Have used the movesouq website to find some removal companies (amazingly quick service!) and have received quotes from the following companies, wondering if anyone has any experience (good or more importantly bad!) of them?

Sana Movers
Twiga Movers 
Mr Move
Orbit Movers
Reef Movers

Cannot find the company who two years ago offered a free pizza with their services, gutted!!

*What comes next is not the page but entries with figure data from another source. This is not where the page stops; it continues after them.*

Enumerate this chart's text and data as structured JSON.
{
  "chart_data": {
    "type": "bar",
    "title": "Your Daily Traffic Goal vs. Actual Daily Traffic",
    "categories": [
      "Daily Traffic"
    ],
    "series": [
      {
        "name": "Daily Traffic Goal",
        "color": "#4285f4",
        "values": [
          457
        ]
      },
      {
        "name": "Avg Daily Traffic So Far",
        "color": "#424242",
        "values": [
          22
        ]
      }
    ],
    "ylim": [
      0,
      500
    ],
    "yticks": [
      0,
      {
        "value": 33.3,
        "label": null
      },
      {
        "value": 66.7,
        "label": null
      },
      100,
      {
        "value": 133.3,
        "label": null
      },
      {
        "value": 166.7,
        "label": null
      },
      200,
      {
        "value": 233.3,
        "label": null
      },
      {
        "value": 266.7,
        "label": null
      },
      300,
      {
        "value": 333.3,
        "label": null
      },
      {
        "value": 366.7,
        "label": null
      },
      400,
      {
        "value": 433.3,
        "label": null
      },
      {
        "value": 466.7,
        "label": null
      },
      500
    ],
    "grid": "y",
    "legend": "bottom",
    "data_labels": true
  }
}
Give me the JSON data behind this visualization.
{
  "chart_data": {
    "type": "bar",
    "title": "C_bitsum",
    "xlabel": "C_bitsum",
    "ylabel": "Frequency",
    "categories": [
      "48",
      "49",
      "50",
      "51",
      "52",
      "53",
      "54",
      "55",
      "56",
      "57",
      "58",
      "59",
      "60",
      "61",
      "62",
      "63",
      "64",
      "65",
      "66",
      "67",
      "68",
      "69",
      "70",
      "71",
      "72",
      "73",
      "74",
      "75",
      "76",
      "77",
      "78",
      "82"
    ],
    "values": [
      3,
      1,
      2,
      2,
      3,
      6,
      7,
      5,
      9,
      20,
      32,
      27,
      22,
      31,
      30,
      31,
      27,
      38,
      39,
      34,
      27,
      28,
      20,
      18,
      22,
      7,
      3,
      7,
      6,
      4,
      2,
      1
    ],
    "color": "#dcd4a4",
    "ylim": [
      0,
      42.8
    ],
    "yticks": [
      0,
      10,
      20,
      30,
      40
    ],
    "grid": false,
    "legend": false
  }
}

Any help would be appreciated.

Cheers
Mac


----------



## Chocoholic (Oct 29, 2012)

Never heard of them. We always use Emovers - they're good on price and do everything for you. Very efficient as well.


----------



## Felixtoo2 (Jan 16, 2009)

I used Reef Movers and I've recommended then to a couple of colleagues one of whom has used them twice, second time was last week. I have no hesitation in recommending them.


----------



## Racing_Goats (Sep 5, 2015)

mac86 said:


> Hi guys,
> 
> Have used the movesouq website to find some removal companies (amazingly quick service!) and have received quotes from the following companies, wondering if anyone has any experience (good or more importantly bad!) of them?
> 
> ...


Pretty sure it was easy truck that used to give a free nkd pizza, we used them a couple years ago and they were good - no pizza in Abu Dhabi tho..

Also used Leader Relocations in the past for a container move to UK, no issues.


----------



## mac86 (Mar 14, 2013)

Thanks guys,

Think we will go for Twiga, Reef (Although some of their reviews on movesouq worry me) or Sana Movers.

Orbit quoted without seeing our stuff and Mr Move were supposed to survey but were over an hour late and when I text to ask why as they still had not arrived they allegedly had a "flat tyre" but hadn't thought to call and let me know... not what you want so I cancelled the survey. The other three seemed a lot more professional and in a buyers market you can be harsh ;-p


----------



## twowheelsgood (Feb 21, 2013)

I've used e-movers and Writer relocations for international shipping and been happy each time.


----------